The performance of deep learning models is known to scale with data quantity and diversity. In pathology, as in many other medical imaging domains, the availability of labeled images for a specific task is often limited. Self-supervised learning techniques have enabled the use of vast amounts of unlabeled data to train large-scale neural networks, i.e., foundation models, that can address the limited data problem by providing semantically rich feature vectors that can generalize well to new tasks with minimal training effort increasing model performance and robustness. In this work, we investigate the use of foundation models for mitotic figure classification. The mitotic count, which can be derived from this classification task, is an independent prognostic marker for specific tumors and part of certain tumor grading systems. In particular, we investigate the data scaling laws on multiple current foundation models and evaluate their robustness to unseen tumor domains. Next to the commonly used linear probing paradigm, we also adapt the models using low-rank adaptation (LoRA) of their attention mechanisms. We compare all models against end-to-end-trained baselines, both CNNs and Vision Transformers. Our results demonstrate that LoRA-adapted foundation models provide superior performance to those adapted with standard linear probing, reaching performance levels close to 100% data availability with only 10% of training data. Furthermore, LoRA-adaptation of the most recent foundation models almost closes the out-of-domain performance gap when evaluated on unseen tumor domains. However, full fine-tuning of traditional architectures still yields competitive performance.

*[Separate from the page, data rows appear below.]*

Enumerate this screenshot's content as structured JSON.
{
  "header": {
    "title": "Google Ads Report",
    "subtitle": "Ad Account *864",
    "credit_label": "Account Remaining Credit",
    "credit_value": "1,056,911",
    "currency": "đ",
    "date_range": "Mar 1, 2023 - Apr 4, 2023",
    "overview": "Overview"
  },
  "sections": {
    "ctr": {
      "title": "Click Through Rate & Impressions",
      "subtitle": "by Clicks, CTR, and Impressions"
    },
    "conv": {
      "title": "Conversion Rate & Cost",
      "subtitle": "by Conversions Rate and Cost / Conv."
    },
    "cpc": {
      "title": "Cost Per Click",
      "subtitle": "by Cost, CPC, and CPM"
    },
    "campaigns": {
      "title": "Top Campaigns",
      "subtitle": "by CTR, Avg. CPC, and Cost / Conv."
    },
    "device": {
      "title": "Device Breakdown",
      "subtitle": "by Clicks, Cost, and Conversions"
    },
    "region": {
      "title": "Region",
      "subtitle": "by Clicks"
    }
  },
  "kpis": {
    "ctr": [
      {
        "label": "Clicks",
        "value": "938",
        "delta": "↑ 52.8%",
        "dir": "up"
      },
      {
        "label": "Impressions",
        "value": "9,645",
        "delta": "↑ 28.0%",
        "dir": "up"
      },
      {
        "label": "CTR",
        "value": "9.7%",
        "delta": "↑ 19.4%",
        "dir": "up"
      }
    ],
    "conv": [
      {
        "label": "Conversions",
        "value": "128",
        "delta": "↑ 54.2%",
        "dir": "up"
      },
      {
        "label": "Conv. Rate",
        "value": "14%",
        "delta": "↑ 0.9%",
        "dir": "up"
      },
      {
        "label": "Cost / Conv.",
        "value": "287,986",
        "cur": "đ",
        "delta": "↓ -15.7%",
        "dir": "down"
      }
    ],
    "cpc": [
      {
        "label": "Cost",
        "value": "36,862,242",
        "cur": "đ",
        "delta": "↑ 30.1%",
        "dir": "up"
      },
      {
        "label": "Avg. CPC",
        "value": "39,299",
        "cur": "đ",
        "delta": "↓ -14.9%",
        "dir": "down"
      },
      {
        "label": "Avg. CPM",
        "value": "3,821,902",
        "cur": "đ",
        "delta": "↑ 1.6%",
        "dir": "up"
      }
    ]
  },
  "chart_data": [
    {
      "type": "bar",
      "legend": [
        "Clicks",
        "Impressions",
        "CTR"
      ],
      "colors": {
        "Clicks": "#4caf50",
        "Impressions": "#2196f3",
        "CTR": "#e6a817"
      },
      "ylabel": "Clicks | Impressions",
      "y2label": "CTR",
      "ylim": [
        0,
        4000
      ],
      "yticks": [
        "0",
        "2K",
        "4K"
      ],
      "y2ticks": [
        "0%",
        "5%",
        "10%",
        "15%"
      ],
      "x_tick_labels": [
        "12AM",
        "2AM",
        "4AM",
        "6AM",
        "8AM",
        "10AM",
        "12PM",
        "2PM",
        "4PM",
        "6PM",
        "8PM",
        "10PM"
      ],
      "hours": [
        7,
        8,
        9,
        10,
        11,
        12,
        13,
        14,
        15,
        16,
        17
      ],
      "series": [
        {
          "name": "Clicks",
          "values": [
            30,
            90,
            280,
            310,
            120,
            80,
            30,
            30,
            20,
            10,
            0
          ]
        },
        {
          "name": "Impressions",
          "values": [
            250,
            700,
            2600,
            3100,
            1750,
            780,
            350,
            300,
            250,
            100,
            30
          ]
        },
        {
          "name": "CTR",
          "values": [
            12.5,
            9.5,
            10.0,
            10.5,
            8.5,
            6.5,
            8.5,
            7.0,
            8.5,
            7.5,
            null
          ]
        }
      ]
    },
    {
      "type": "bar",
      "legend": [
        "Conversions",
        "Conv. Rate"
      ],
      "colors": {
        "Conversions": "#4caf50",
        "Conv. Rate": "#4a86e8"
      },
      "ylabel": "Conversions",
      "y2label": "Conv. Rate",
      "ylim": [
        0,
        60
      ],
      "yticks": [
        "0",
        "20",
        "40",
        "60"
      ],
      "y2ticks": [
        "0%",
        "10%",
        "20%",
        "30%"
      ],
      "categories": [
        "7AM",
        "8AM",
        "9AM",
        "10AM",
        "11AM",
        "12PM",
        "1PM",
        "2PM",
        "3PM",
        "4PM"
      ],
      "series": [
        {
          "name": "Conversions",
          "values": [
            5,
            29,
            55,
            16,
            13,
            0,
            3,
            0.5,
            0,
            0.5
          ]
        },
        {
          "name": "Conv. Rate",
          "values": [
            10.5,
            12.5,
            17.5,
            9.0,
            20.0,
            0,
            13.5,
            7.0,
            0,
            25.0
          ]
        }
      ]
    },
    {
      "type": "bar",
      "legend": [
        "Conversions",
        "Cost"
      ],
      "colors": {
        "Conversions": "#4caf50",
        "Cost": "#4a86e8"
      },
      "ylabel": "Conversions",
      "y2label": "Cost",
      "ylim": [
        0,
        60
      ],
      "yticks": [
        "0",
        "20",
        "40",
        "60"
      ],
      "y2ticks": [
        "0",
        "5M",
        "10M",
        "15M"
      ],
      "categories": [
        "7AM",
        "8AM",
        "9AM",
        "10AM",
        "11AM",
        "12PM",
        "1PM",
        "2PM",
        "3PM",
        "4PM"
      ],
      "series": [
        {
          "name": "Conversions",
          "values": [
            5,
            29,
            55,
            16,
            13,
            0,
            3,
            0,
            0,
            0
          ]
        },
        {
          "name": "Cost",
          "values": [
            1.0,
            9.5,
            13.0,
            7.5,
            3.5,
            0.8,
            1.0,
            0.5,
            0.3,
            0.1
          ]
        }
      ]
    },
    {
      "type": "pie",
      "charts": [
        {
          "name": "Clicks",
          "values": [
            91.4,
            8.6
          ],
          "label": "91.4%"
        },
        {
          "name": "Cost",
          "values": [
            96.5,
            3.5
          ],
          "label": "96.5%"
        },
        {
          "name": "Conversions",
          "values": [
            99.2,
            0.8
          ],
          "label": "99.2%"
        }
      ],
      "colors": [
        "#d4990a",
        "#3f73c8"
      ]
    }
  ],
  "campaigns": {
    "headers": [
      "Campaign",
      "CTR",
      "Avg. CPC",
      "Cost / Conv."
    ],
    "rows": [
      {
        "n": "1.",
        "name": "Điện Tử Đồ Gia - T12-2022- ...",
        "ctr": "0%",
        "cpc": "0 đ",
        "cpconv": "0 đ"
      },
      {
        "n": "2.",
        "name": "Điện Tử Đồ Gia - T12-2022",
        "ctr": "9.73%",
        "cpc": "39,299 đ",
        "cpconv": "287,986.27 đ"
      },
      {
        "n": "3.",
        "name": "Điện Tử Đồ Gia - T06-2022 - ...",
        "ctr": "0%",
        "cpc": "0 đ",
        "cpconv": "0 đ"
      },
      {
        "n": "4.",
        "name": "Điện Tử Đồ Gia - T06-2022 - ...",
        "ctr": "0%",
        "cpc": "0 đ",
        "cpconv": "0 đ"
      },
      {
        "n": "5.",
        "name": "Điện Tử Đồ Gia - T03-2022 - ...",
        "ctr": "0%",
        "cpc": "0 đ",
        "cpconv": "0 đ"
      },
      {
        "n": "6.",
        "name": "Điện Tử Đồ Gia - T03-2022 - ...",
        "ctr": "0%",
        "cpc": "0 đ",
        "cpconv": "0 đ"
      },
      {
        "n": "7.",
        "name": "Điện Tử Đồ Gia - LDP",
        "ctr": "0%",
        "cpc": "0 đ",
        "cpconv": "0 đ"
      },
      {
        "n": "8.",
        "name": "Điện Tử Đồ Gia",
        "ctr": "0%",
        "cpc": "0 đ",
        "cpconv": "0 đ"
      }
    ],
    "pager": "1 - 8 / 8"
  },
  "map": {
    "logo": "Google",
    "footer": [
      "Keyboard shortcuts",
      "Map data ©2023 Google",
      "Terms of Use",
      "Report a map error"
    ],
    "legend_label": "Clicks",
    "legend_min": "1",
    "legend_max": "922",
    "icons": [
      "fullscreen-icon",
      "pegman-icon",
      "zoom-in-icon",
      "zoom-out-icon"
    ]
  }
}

翻译：众所周知，深度学习模型的性能会随着数据量和多样性的增加而提升。在病理学领域，如同许多其他医学影像领域一样，针对特定任务的标注图像往往有限。自监督学习技术使得利用大量未标注数据训练大规模神经网络成为可能，即基础模型。这些模型通过提供语义丰富的特征向量，能够以最小的训练成本很好地泛化到新任务，从而解决数据有限的问题，同时提高模型性能和鲁棒性。在本研究中，我们探讨了基础模型在有丝分裂图像分类中的应用。通过该分类任务可推导出的有丝分裂计数，是特定肿瘤的独立预后标志物，也是某些肿瘤分级系统的一部分。具体而言，我们研究了多个当前主流基础模型的数据缩放规律，并评估了它们对未见肿瘤域的鲁棒性。除了常用的线性探测范式外，我们还通过对其注意力机制进行低秩自适应（LoRA）来调整模型。我们将所有模型与端到端训练的基线模型（包括CNN和Vision Transformer）进行了比较。我们的结果表明，经过LoRA自适应调整的基础模型性能优于采用标准线性探测调整的模型，仅使用10%的训练数据即可达到接近100%数据可用性的性能水平。此外，对最新基础模型进行LoRA自适应调整后，在未见肿瘤域上评估时，几乎消除了域外性能差距。然而，传统架构的完全微调仍然表现出具有竞争力的性能。